Under the pink dome of the Texas Capitol, oil man Warren Chisum settles into one of the plush, elevated chairs overlooking the empty committee room. Chisum is used to the view, which he’d enjoyed since 1989, when his Panhandle district first elected him to the House. Then, in 2012, he ran for railroad commissioner against Christi Craddick, daughter of Chisum’s ally and former Speaker of the House Tom Craddick. Chisum lost, but that didn’t keep him out of familiar committee rooms. Now he lobbies former colleagues in his distinctive Panhandle drawl.
“First of all you have to recognize that you’re not the decision maker, but you can influence decisions. So you change from being the one that decides to one that makes a reasonable argument. The biggest thing I’ve noticed is that I don’t have a parking place.
“Used to, I had my own little door and get my pass to go up to the door. I could get right in here anytime, day or night, didn’t have to wait on seven o’clock. Well now that doesn’t work so I’ve got to go through the door like everybody else and take the stuff out of my pockets…
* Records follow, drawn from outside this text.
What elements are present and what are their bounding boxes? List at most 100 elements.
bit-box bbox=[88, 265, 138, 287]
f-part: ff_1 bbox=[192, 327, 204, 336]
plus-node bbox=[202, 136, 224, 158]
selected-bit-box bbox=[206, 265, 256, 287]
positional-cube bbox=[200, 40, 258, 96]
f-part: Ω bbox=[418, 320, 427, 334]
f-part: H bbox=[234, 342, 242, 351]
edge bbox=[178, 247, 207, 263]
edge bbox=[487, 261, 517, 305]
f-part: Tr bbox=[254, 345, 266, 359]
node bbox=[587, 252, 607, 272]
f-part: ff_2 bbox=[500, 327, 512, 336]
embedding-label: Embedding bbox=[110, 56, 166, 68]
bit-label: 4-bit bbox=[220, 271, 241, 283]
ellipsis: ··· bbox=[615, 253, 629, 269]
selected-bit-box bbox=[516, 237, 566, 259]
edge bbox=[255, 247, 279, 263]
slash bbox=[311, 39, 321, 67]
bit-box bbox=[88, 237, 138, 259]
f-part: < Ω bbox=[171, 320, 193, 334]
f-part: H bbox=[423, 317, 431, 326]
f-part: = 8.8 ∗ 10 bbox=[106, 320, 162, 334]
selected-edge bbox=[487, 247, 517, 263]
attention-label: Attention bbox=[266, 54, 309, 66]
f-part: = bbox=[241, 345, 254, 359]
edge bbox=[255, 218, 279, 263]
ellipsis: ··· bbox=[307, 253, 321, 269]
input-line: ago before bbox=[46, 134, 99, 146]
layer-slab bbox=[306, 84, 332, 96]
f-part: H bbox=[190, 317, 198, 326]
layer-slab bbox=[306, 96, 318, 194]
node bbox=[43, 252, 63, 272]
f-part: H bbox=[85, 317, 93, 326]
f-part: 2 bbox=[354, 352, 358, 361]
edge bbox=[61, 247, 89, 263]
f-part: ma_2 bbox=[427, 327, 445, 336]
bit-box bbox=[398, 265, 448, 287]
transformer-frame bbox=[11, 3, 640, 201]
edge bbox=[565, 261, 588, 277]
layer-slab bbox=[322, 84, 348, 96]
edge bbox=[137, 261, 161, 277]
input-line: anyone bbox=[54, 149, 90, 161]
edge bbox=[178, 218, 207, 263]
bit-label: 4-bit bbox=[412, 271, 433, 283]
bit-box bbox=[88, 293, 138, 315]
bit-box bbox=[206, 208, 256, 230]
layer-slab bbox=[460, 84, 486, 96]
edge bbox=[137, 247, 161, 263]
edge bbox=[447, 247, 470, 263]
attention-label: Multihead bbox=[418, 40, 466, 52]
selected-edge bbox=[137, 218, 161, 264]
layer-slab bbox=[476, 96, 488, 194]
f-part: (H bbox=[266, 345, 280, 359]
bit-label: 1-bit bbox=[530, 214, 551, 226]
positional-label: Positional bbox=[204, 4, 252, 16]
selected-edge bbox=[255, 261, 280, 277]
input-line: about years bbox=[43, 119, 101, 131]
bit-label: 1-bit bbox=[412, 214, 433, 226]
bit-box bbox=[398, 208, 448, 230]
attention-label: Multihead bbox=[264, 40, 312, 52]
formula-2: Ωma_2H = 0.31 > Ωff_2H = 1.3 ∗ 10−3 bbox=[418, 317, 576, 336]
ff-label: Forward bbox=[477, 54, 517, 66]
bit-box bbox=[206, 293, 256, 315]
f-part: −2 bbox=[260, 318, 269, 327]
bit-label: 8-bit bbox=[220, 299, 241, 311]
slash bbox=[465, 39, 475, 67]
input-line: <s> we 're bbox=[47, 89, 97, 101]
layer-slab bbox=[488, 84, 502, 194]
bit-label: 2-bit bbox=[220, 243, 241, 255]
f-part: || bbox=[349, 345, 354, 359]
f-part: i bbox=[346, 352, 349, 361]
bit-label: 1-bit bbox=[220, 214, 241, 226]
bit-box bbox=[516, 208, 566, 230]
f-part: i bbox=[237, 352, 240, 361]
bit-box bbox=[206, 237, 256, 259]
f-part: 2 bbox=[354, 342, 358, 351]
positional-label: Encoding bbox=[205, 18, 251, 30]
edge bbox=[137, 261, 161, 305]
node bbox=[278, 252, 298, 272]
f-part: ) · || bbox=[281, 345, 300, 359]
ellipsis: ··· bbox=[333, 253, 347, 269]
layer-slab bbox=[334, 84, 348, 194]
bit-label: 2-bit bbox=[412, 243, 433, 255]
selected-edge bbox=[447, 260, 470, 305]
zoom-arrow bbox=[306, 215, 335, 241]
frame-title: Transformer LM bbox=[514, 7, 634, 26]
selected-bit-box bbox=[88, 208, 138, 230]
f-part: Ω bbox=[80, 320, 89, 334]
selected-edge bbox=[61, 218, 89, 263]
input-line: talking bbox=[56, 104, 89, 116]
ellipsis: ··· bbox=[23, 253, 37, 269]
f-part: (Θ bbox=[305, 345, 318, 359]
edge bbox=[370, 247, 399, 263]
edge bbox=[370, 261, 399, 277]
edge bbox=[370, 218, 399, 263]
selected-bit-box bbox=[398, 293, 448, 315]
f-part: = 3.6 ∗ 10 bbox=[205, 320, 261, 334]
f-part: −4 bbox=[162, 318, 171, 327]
“What I really like about what I’m doing now is it’s not as much stress on me as it used to be.
“I usually try to get down here by seven o’clock ’cause that’s when it opens and a lot of my good friends still get here early and we have coffee and talk about our day. And then after that I focus on the members that I need to carry a message to or talk to them about a bill that’s coming around.
“My wife, who’s a member of the ladies club, they have plenty of stuff to entertain them, and Austin’s not a bad town to hang out in. If you haven’t found something to do in Austin, you just haven’t looked hard enough.
“I’m still very close to my district and so I get constituents who still call me. The new guy representing the area I was representing, well actually it’s two guys—Mr. King, and Springer is the other—and they’re very close friends, so we discuss it and take care of whatever district needs we can help them with.
“I’m focusing on the regulation of the oil and gas business, which is obviously the sunset bill of the Railroad Commission. I get to work on the stuff I’m really interested in.
“I really think it’s inevitable: if you’re a person doing business in Texas and you want to get a particular law passed, you’d want to hire somebody that knew the people. It’s a part of our government system and I think it’s just fine. I’m proud of Texas and proud of things that go on, so I like to have an input into what happens.
“With the infusion of ethics and the Ethics Commission over the years, which I’ve seen happen, it’s a lot more scrutinized by the general public. So if I buy [Rep.] Jimmie Aycock’s dinner there’s going to be a record of it. I actually haven’t bought his dinner yet, but I probably should … You tell him I owe him a dinner.
“I work with members any place they want me. If they want me to come in and help them write amendments to bills, I do that. If they want me to figure out how they can get their bill passed, I will go do that. A lot of times we’ve had occasions where I talk to them about the rules of the House and how it works. If you’ve got your bill stuck somewhere I’m happy to help you. I don’t get anything for that, either. It’s your friends, it’s just helping your friends.”
“I will only do this a couple years. It’s not a career for me, so as long as I’m having fun doing it I’ll be here, and when I’m not I’ll be gone. So don’t pass no laws telling me to go, because I’ll go without it.”